Without assistance, PrEP can become unaffordable for many people.

Brandon Brown, MPH, PhD, assistant professor and HIV expert at the University of California Riverside, told Healthline that “Paying for PrEP out of pocket could amount to more than half of the annual income for millions of Americans.”

Rising prices have prompted private insurance plans to shift a growing percentage of the cost onto patients.

More insurers are refusing to honor manufacturers’ copay coupons, saying that they steer patients toward pricier medications as they try to keep costs down.

When that happens, a patient’s out-of-pocket cost can skyrocket. This may result in patients stopping PrEP treatment.

“This is a huge issue.

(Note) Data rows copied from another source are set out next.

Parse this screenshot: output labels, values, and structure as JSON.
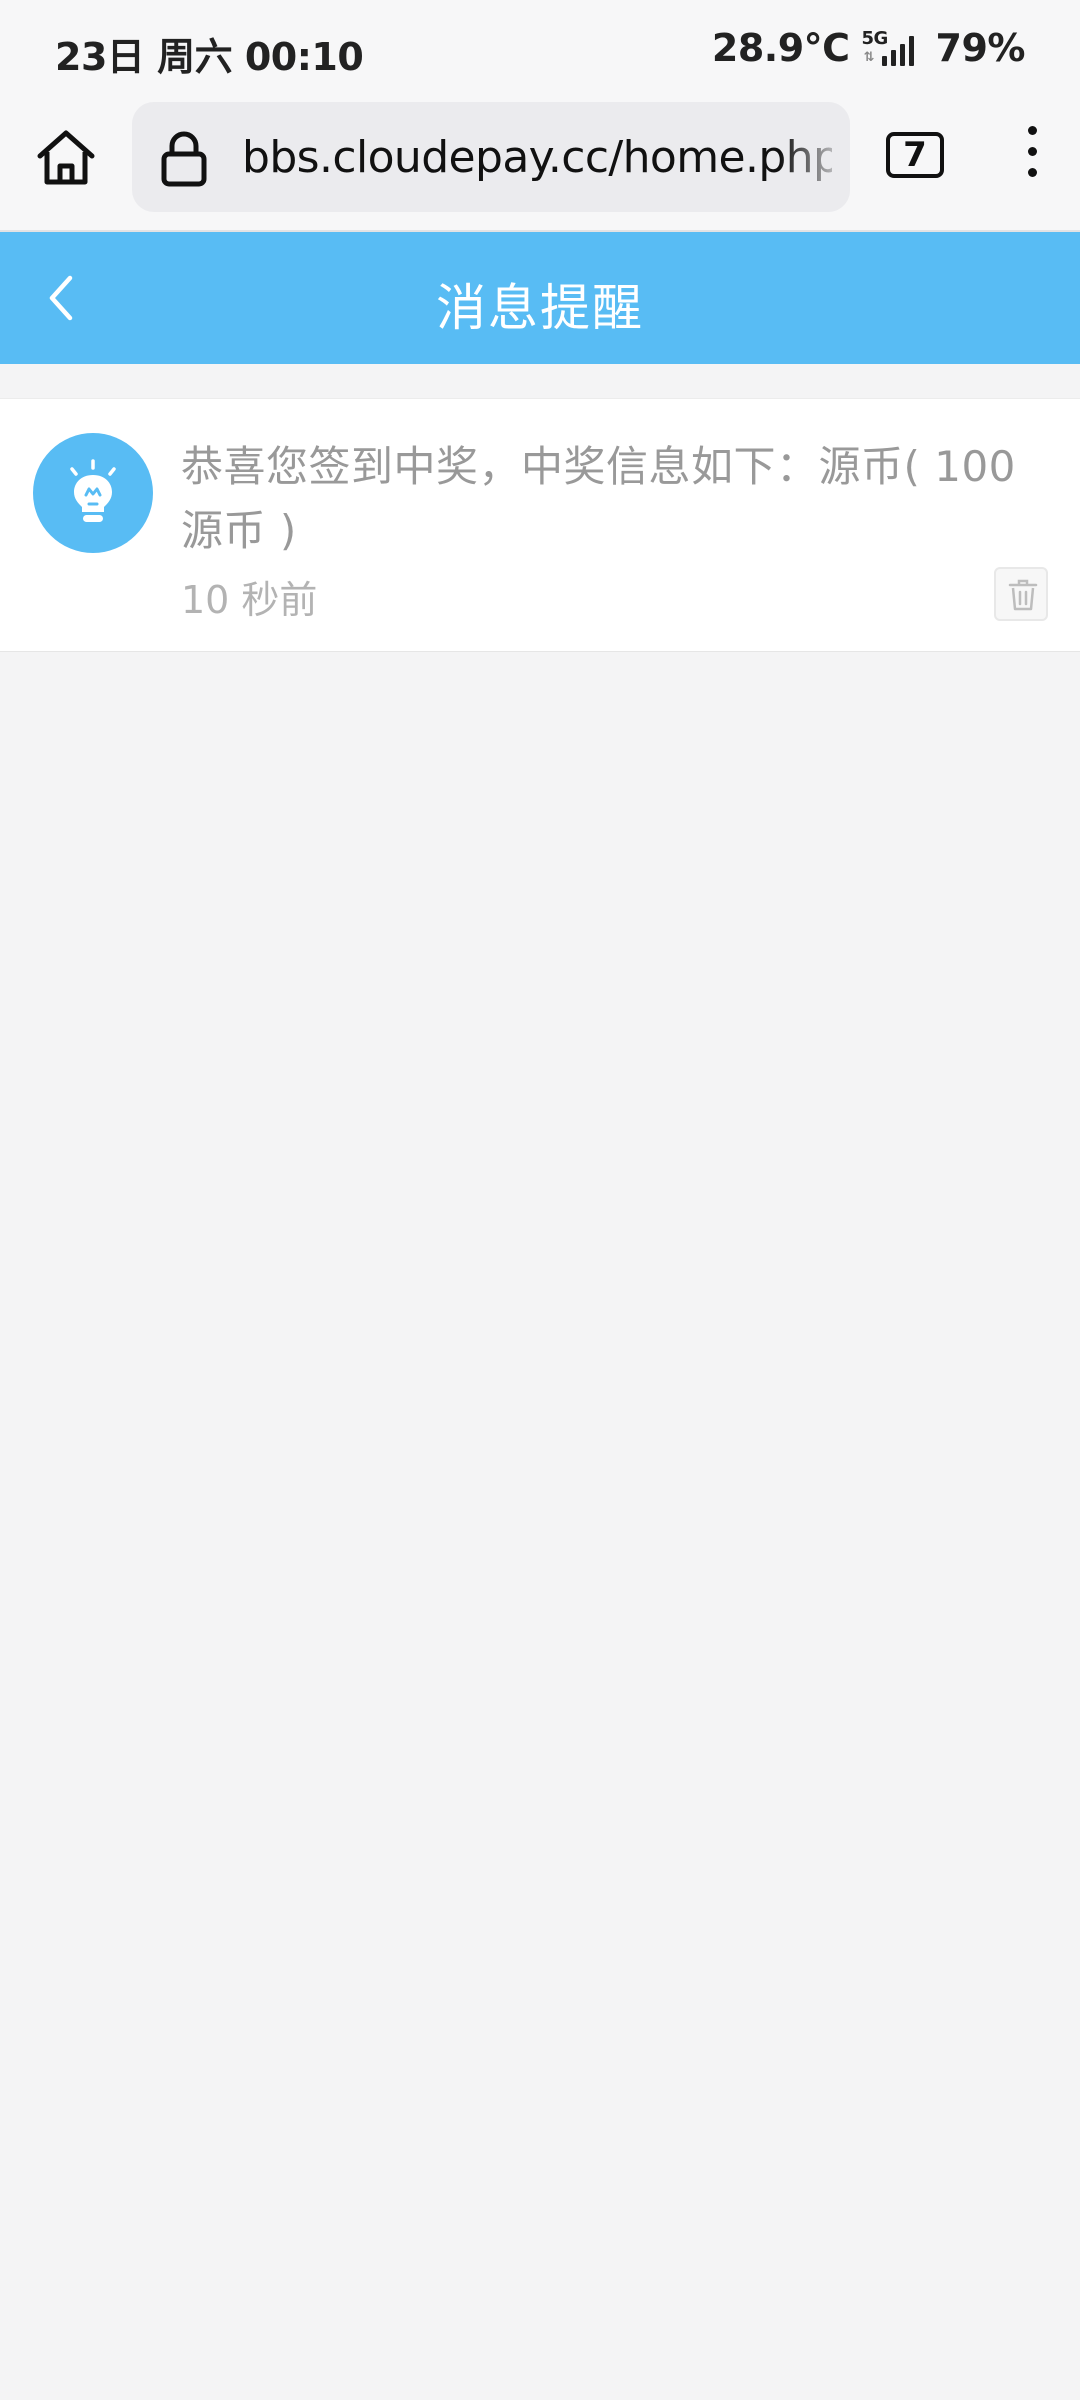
{
  "status_bar": {
    "datetime": "23日 周六 00:10",
    "temperature": "28.9°C",
    "network": "5G",
    "battery": "79%"
  },
  "browser": {
    "url": "bbs.cloudepay.cc/home.php?mod=space&do=notice",
    "tab_count": "7"
  },
  "header": {
    "title": "消息提醒"
  },
  "messages": [
    {
      "text": "恭喜您签到中奖，中奖信息如下：源币( 100源币 )",
      "time": "10 秒前",
      "icon": "lightbulb-icon"
    }
  ],
  "colors": {
    "accent": "#58bcf4",
    "background": "#f4f4f5",
    "message_text": "#999999",
    "time_text": "#b3b3b3"
  }
}
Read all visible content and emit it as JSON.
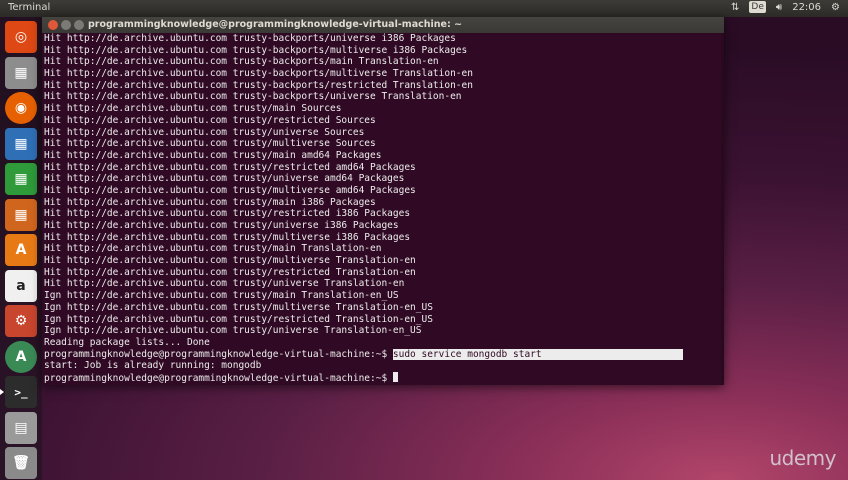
{
  "panel": {
    "app_name": "Terminal",
    "keyboard_layout": "De",
    "clock": "22:06"
  },
  "launcher": {
    "items": [
      {
        "name": "dash-home",
        "icon": "ubuntu-logo-icon",
        "color": "#dd4814"
      },
      {
        "name": "files",
        "icon": "file-manager-icon",
        "color": "#8d8d8d"
      },
      {
        "name": "firefox",
        "icon": "firefox-icon",
        "color": "#e66000"
      },
      {
        "name": "writer",
        "icon": "libreoffice-writer-icon",
        "color": "#2e6fb6"
      },
      {
        "name": "calc",
        "icon": "libreoffice-calc-icon",
        "color": "#2e9a3a"
      },
      {
        "name": "impress",
        "icon": "libreoffice-impress-icon",
        "color": "#d0661e"
      },
      {
        "name": "software-center",
        "icon": "software-center-icon",
        "color": "#e87a16"
      },
      {
        "name": "amazon",
        "icon": "amazon-icon",
        "color": "#f0f0f0"
      },
      {
        "name": "settings",
        "icon": "system-settings-icon",
        "color": "#c8452e"
      },
      {
        "name": "updater",
        "icon": "software-updater-icon",
        "color": "#3a8a56"
      },
      {
        "name": "terminal",
        "icon": "terminal-icon",
        "color": "#2c2c2c"
      },
      {
        "name": "removable-drive",
        "icon": "usb-drive-icon",
        "color": "#9a9a9a"
      },
      {
        "name": "trash",
        "icon": "trash-icon",
        "color": "#8a8a8a"
      }
    ]
  },
  "window": {
    "title": "programmingknowledge@programmingknowledge-virtual-machine: ~"
  },
  "terminal": {
    "lines": [
      "Hit http://de.archive.ubuntu.com trusty-backports/universe i386 Packages",
      "Hit http://de.archive.ubuntu.com trusty-backports/multiverse i386 Packages",
      "Hit http://de.archive.ubuntu.com trusty-backports/main Translation-en",
      "Hit http://de.archive.ubuntu.com trusty-backports/multiverse Translation-en",
      "Hit http://de.archive.ubuntu.com trusty-backports/restricted Translation-en",
      "Hit http://de.archive.ubuntu.com trusty-backports/universe Translation-en",
      "Hit http://de.archive.ubuntu.com trusty/main Sources",
      "Hit http://de.archive.ubuntu.com trusty/restricted Sources",
      "Hit http://de.archive.ubuntu.com trusty/universe Sources",
      "Hit http://de.archive.ubuntu.com trusty/multiverse Sources",
      "Hit http://de.archive.ubuntu.com trusty/main amd64 Packages",
      "Hit http://de.archive.ubuntu.com trusty/restricted amd64 Packages",
      "Hit http://de.archive.ubuntu.com trusty/universe amd64 Packages",
      "Hit http://de.archive.ubuntu.com trusty/multiverse amd64 Packages",
      "Hit http://de.archive.ubuntu.com trusty/main i386 Packages",
      "Hit http://de.archive.ubuntu.com trusty/restricted i386 Packages",
      "Hit http://de.archive.ubuntu.com trusty/universe i386 Packages",
      "Hit http://de.archive.ubuntu.com trusty/multiverse i386 Packages",
      "Hit http://de.archive.ubuntu.com trusty/main Translation-en",
      "Hit http://de.archive.ubuntu.com trusty/multiverse Translation-en",
      "Hit http://de.archive.ubuntu.com trusty/restricted Translation-en",
      "Hit http://de.archive.ubuntu.com trusty/universe Translation-en",
      "Ign http://de.archive.ubuntu.com trusty/main Translation-en_US",
      "Ign http://de.archive.ubuntu.com trusty/multiverse Translation-en_US",
      "Ign http://de.archive.ubuntu.com trusty/restricted Translation-en_US",
      "Ign http://de.archive.ubuntu.com trusty/universe Translation-en_US",
      "Reading package lists... Done"
    ],
    "prompt": "programmingknowledge@programmingknowledge-virtual-machine:~$ ",
    "command": "sudo service mongodb start",
    "output": "start: Job is already running: mongodb",
    "prompt2": "programmingknowledge@programmingknowledge-virtual-machine:~$ "
  },
  "watermark": "udemy"
}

The increasing price of any medication lowers the accessibility to populations with less money and privilege,” said Brown.

Gilead company officials say they are trying to help solve the problem.

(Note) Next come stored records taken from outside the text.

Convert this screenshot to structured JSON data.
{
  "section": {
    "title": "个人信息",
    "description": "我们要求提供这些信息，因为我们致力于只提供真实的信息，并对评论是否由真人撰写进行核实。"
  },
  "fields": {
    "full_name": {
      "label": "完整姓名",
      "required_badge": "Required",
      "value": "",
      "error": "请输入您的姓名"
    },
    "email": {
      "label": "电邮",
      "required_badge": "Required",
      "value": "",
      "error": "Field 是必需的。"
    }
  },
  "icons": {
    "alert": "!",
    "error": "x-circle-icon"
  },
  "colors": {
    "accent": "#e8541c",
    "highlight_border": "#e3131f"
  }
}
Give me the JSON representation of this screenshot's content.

“We recognize that many people who are at high risk for HIV infection still face challenges in accessing Truvada for PrEP, and we are in regular dialogue with public health officials, advocates and physicians to better understand and, where possible, help to address these challenges,” Ryan McKeel, a spokesperson for Gilead, told Kaiser Health News.

Publicly funded programs that help patients access PrEP have limited resources that are strained by Gilead’s price rises.

“If these programs sustain coverage of Truvada with its increasing price, then coverage for other programs must be decreased, and other programs might have a higher priority,” said Brown.

Chapman warns “If we look at the South, where HIV disproportionately affects black MSM, we’ve found that limited resources compounded with price increases have made it almost impossible for the most at risk to access PrEP.”

No generics in the United States

Generic versions of brand name drugs are typically less expensive and PrEP is no exception.

Mylan’s Ricovir EM generic PrEP can be bought for as little as one-tenth the cost of Gilead’s Truvada.

Just not in the United States.

While the FDA approved generic versions for Truvada in 2017, the agency’s approvals for generic drugs do not specify when a generic version can be brought to market.

The FDA approval only states that they’re satisfied with the terms of a legal settlement reached between Gilead and Teva, the manufacturer approved to produce a generic version.

But it’s not unusual for a generic drug manufacturer to delay bringing a competitor to market until after the brand name company’s patent on the drug expires.

The Federal Trade Commission (FTC) has previously prosecuted other companies for entering into pay-for-delay agreements.

Brown thinks this could be the case with Truvada.

“There may be some confidential agreements between the manufacturer of Truvada and the manufacturer of generic PrEP, which include delaying the release of this new product,” he said.

For now, Truvada is the only PrEP option available in the United States.

This means the people who need it remain at the mercy of Gilead’s price increases and an overburdened healthcare system that’s strained by the rising cost of PrEP while trying to significantly reduce the rate of new infections.

“Increasing the cost of any medication lowers access for less affluent and marginalized populations, who may need it most,” said Brown. “We need a public outcry, and while this has already begun, we need to do more.”